AC Optimal Power Flow in Various Nonlinear Optimization Frameworks

When it comes to AC-OPF faster is always better and more useful but <1h is interesting and useful for “day-ahead” operations; <10 minutes is required for things like “real-time” operations.

Current state of the art for this case, as far as I know, is OPOMO at 303 seconds.

I have a PR to get it onto the SciMLBenchmarks system so that way it can be auto-run on a standard machine through CI, making it easier for everyone to get involved:

I noticed Optimization.jl is using ForwardDiff.jl and no sparsity. These days, it has Enzyme with sparse Hessians. I presume that would make a major difference, and so after this merges @Vaibhavdixit02 should look into adding that.

From memory we tried the various sparsity and AD options and ran into memory issues. This was the fastest, but perhaps recent versions are better. :+1: for putting this in the benchmark suite so you have control over what options are used etc.

Avik’s new and improved sparse interface which makes sparse reverse mode simpler only merged a week ago New High Level Interface for Sparse Jacobian Computation by avik-pal · Pull Request #253 · JuliaDiff/SparseDiffTools.jl · GitHub so I presume it wasn’t the latest stuff. Not all of this has made it to Optimization.jl’s high level AD system yet, but by making this be the benchmark we can do a benchmark-driven development to ensure what’s merged is efficient. I hate building in a vacuum.

1 Like

Update: the benchmark is now running on the SciMLBenchmarks! You can find it here:

Anyone can trigger the benchmark to run just by changing the code here:

It makes a cute table at the end with the current results:

Things to note:

  1. I know the table formatting can be improved. If anyone knows how to make documenter show the whole thing I’d be happy to have the help in formatting it.
  2. There is a parameter SIZE_LIMIT which tells the benchmark the maximum number of variables to use in the benchmark files. This is set to 100 right now just to play around with formatting, but I’ll bump it up and do a bigger run. I did do a bigger run a bit back so I know it works, just :person_shrugging: when fixing table formatting it’s annoying to wait a day haha.
  3. Optimization.jl code was horrendously allocating and type-unstable. A common issue in the code was using d["$i"] on a dictionary, instead of just using an integer. The dictionaries are still there, so there’s still some indirection that should be removed and the performance should increase, but at least it’s type-stable and non-allocating now. I’ll actually optimize the code in the near future, but the code now is at least a lot simpler than the original code and won’t interfere with AD tooling.
  4. Optimization.jl is now using a sparse reverse mode, but it’s not optimized yet. This case is a case we’re using to optimize things. See:

which are low hanging fruit identified from this.

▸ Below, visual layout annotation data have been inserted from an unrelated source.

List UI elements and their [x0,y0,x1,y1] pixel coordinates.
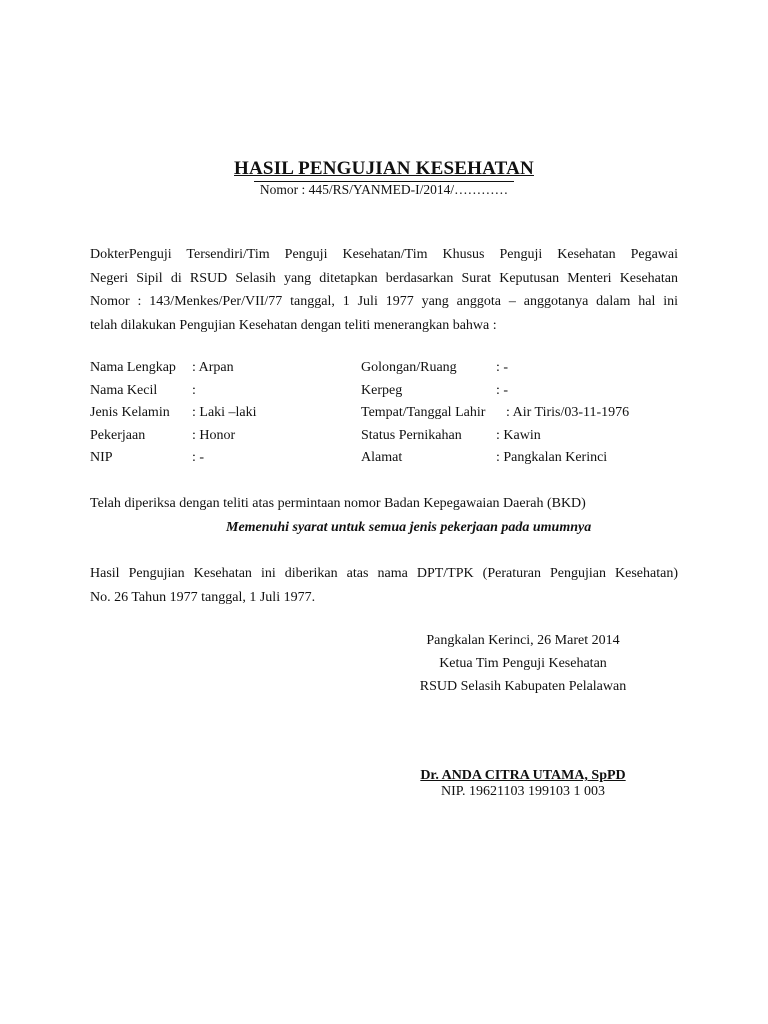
intro-line: Nomor : 143/Menkes/Per/VII/77 tanggal, 1 Juli 1977 yang anggota – anggotanya dalam hal ini [90,294,678,309]
field-label: NIP [90,450,113,465]
field-value: : - [496,360,509,375]
field-label: Status Pernikahan [361,427,462,443]
signer-institution: RSUD Selasih Kabupaten Pelalawan [419,679,627,694]
field-value: : Laki –laki [192,405,257,420]
title-block [0,158,768,180]
field-value: : Kawin [496,427,541,443]
field-value: : - [192,450,205,465]
identity-row [90,402,690,425]
field-value: : Air Tiris/03-11-1976 [506,405,630,420]
intro-line: Negeri Sipil di RSUD Selasih yang ditetapkan berdasarkan Surat Keputusan Menteri Kesehatan [90,270,678,286]
field-label: Kerpeg [361,382,403,398]
result-statement: Memenuhi syarat untuk semua jenis pekerjaan pada umumnya [226,520,592,535]
field-label: Jenis Kelamin [90,405,170,420]
identity-row [90,447,690,470]
intro-paragraph [90,243,678,337]
signer-nip: NIP. 19621103 199103 1 003 [441,784,605,799]
field-value: : Honor [192,427,236,443]
intro-line: telah dilakukan Pengujian Kesehatan dengan teliti menerangkan bahwa : [90,317,497,333]
identity-row [90,357,690,380]
document-title: HASIL PENGUJIAN KESEHATAN [234,158,534,179]
identity-row [90,380,690,403]
identity-table [90,357,690,470]
signature-block [398,629,648,698]
field-value: : Pangkalan Kerinci [496,450,608,465]
signer-name: Dr. ANDA CITRA UTAMA, SpPD [420,768,626,783]
field-label: Alamat [361,450,403,465]
document-number: Nomor : 445/RS/YANMED-I/2014/………… [254,181,514,198]
intro-line: DokterPenguji Tersendiri/Tim Penguji Kesehatan/Tim Khusus Penguji Kesehatan Pegawai [90,247,678,262]
place-date: Pangkalan Kerinci, 26 Maret 2014 [426,633,620,648]
field-value: : - [496,382,509,398]
identity-row [90,425,690,448]
nomor-block [0,181,768,199]
closing-paragraph [90,562,678,609]
field-value: : Arpan [192,360,234,375]
field-label: Pekerjaan [90,427,146,443]
examined-statement: Telah diperiksa dengan teliti atas permintaan nomor Badan Kepegawaian Daerah (BKD) [90,496,586,511]
field-value: : [192,382,196,398]
field-label: Nama Lengkap [90,360,176,375]
closing-line: No. 26 Tahun 1977 tanggal, 1 Juli 1977. [90,589,316,605]
field-label: Nama Kecil [90,382,158,398]
field-label: Tempat/Tanggal Lahir [361,405,486,420]
signer-role: Ketua Tim Penguji Kesehatan [439,656,607,671]
field-label: Golongan/Ruang [361,360,457,375]
closing-line: Hasil Pengujian Kesehatan ini diberikan atas nama DPT/TPK (Peraturan Pengujian Kesehatan) [90,566,678,581]
signer-block [398,768,648,800]
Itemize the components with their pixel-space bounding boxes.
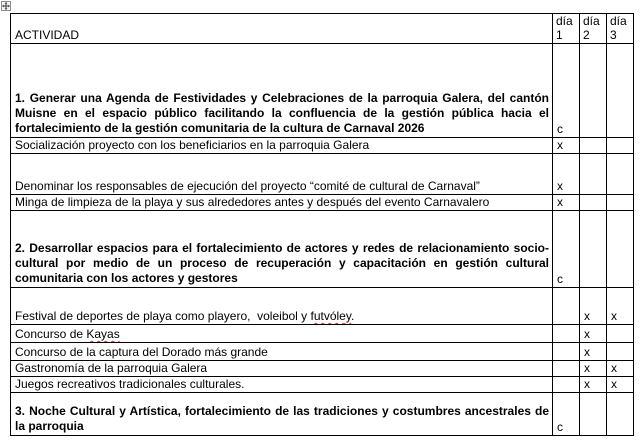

  1. I added a lot of validation cases so if you change the code around, assertions will throw failures if you break something.
  2. I couldn’t get the CASADI code to run, I’d like some help figuring that out.

This looks like a problem that FastDifferentiation.jl can solve.

It handles sparsity well and is likely to be faster than the alternatives for this type of problem. If you decide to try it I’ll be happy to help you get it working.

@brianguenter we have it setup to MTK trace already and it produces a branch-free code, so once the Symbolics integration is done this was going to be one of the first cases I wanted to test.